The Naumans held a grand opening to showcase the renovated barn and property in late April, attended by hundreds of area residents eager to spend a beautiful spring day on the farm. The occasion also provided plenty of opportunities for the family to reflect on their farming heyday.
“In 1963 we had some pigs out here, some registered Angus cattle and some chickens,” recalled Joe Nauman, 58, the youngest of five children of Clinton and the late Mickie Nauman. “When mom and dad bought the property in 1959 there were just under 300 acres of land, but plots have been sold off and now there are about 140 tillable acres. It was a common occurrence to come home from school and have chores to do, including feeding cattle and chickens, baling hay, or grinding feed.”
Joe Nauman remains on the farm, having constructed his home on the property near his mom and dad’s. He recalled how the family slowly drifted away from farming: “In the mid 80’s when all my siblings began to move away and it got to the point it wasn’t profitable to have livestock in the pasture, we stopped with the registered angus. We would just go buy a steer or two and feed them out for our own use,” he said. “By the early 1990s we had stopped buying steers entirely, but dad was still grain farming as recently as five or six years ago.”
Today the Nauman farmland is rented out on a cash basis to a neighbor who produces row crops. The vacated barn, the farm’s iconic windmill and quaint corn crib, and the beautiful farm property presented a perfect setting for a multi-purpose venue attractive to groups desiring to escape the city and enjoy a rural, pastoral setting for their events and celebrations, the family began to realize.

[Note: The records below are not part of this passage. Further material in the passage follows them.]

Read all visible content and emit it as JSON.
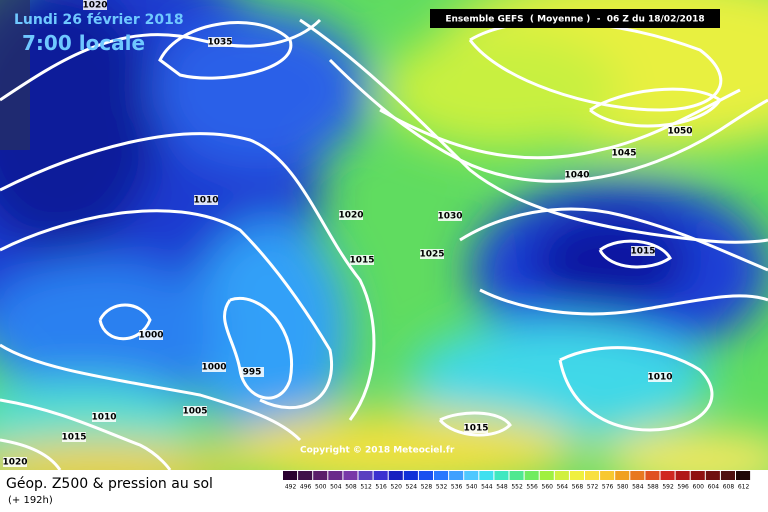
{
  "header": {
    "date": "Lundi 26 février 2018",
    "time": "7:00 locale",
    "model": "Ensemble GEFS  ( Moyenne )  -  06 Z du 18/02/2018"
  },
  "isobars": [
    "1020",
    "1035",
    "1010",
    "1000",
    "1000",
    "995",
    "1005",
    "1010",
    "1015",
    "1020",
    "1020",
    "1015",
    "1025",
    "1030",
    "1040",
    "1045",
    "1050",
    "1015",
    "1010",
    "1015"
  ],
  "copyright": "Copyright © 2018 Meteociel.fr",
  "footer": {
    "title": "Géop. Z500 & pression au sol",
    "lead": "(+ 192h)"
  },
  "legend": {
    "levels": [
      492,
      496,
      500,
      504,
      508,
      512,
      516,
      520,
      524,
      528,
      532,
      536,
      540,
      544,
      548,
      552,
      556,
      560,
      564,
      568,
      572,
      576,
      580,
      584,
      588,
      592,
      596,
      600,
      604,
      608,
      612
    ]
  }
}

“The seed was planted in 2016 or 2017 when we held a farm auction to auction off the equipment. That was the first time we used the cattle barn for an event, and I made the comment that someone could have a wedding in there,” said Gollnitz. “Little did I know that in January of 2019 I would get engaged on the family vacation, and by the time that weekend was over my family had all the plans for a barn wedding underway. In March we began cleaning the barn.”
Renovations included thorough cleansing of walls, beams, and other woodwork, along with some concrete work. Nauman siblings, cousins and spouses, and neighbors all pitched in, working every weekend that summer to clean and pressure wash every square inch of the barn. They created an “open concept” look, with a rustic loft overlooking the main level and a crystal chandelier providing a portion of the barn’s lighting.  

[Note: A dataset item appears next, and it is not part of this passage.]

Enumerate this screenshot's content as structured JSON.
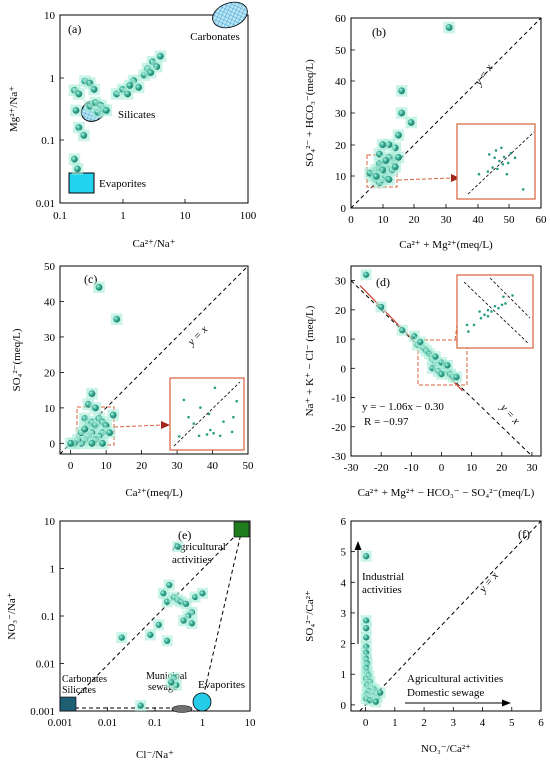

A courtyard was added to the rear of the barn and an old. knotty-pine corn crib was turned into a “ready room” for the bride. A built-in stage and pub area was also installed, along with an outdoor fire pit and social-style picnic tables. Though not all the amenities had been completed, the barn and compound were ready to host the Gollnitz’s nuptials by September 2019.
“After we had our wedding with lots of family friends and neighbors, we started to get calls about using the barn for this or that. The family had no intentions of opening the barn as an event venue, but suddenly we had to seriously consider running it as a business,” Ashley said.

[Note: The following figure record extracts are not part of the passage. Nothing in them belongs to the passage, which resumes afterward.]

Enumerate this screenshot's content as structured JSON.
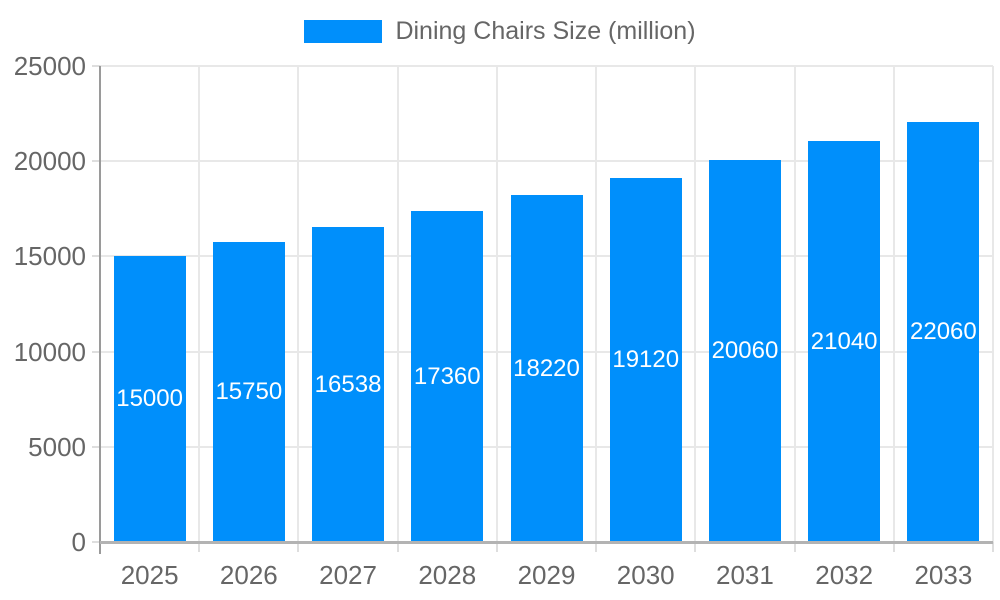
{
  "colors": {
    "bar-color": "#008FFB",
    "grid-color": "#e8e8e8",
    "tick-color": "#dedede",
    "axis-color": "#9a9a9a",
    "baseline-color": "#b3b3b3",
    "label-color": "#666666",
    "datalabel-color": "#ffffff"
  },
  "legend": {
    "label": "Dining Chairs Size (million)"
  },
  "chart_data": {
    "type": "bar",
    "title": "Dining Chairs Size (million)",
    "series_name": "Dining Chairs Size (million)",
    "categories": [
      "2025",
      "2026",
      "2027",
      "2028",
      "2029",
      "2030",
      "2031",
      "2032",
      "2033"
    ],
    "values": [
      15000,
      15750,
      16538,
      17360,
      18220,
      19120,
      20060,
      21040,
      22060
    ],
    "data_labels": [
      "15000",
      "15750",
      "16538",
      "17360",
      "18220",
      "19120",
      "20060",
      "21040",
      "22060"
    ],
    "xlabel": "",
    "ylabel": "",
    "ylim": [
      0,
      25000
    ],
    "yticks": [
      0,
      5000,
      10000,
      15000,
      20000,
      25000
    ],
    "ytick_labels": [
      "0",
      "5000",
      "10000",
      "15000",
      "20000",
      "25000"
    ],
    "grid": true,
    "legend_position": "top"
  }
}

The family decided to name their fledgling enterprise Top of the Hill Farm Event Venue and Gathering Place, a name derived from a wooden sign leftover from the mid-1960s declaring the property Nauman’s Angus Top of the Hill Farm. The family showed livestock under that moniker at county 4-H fairs. 
“Mom and dad were both leaders for the 4-H Club, and my siblings and I were all very active,” said Nauman. “We grew up on 4-H projects from gardening to livestock.”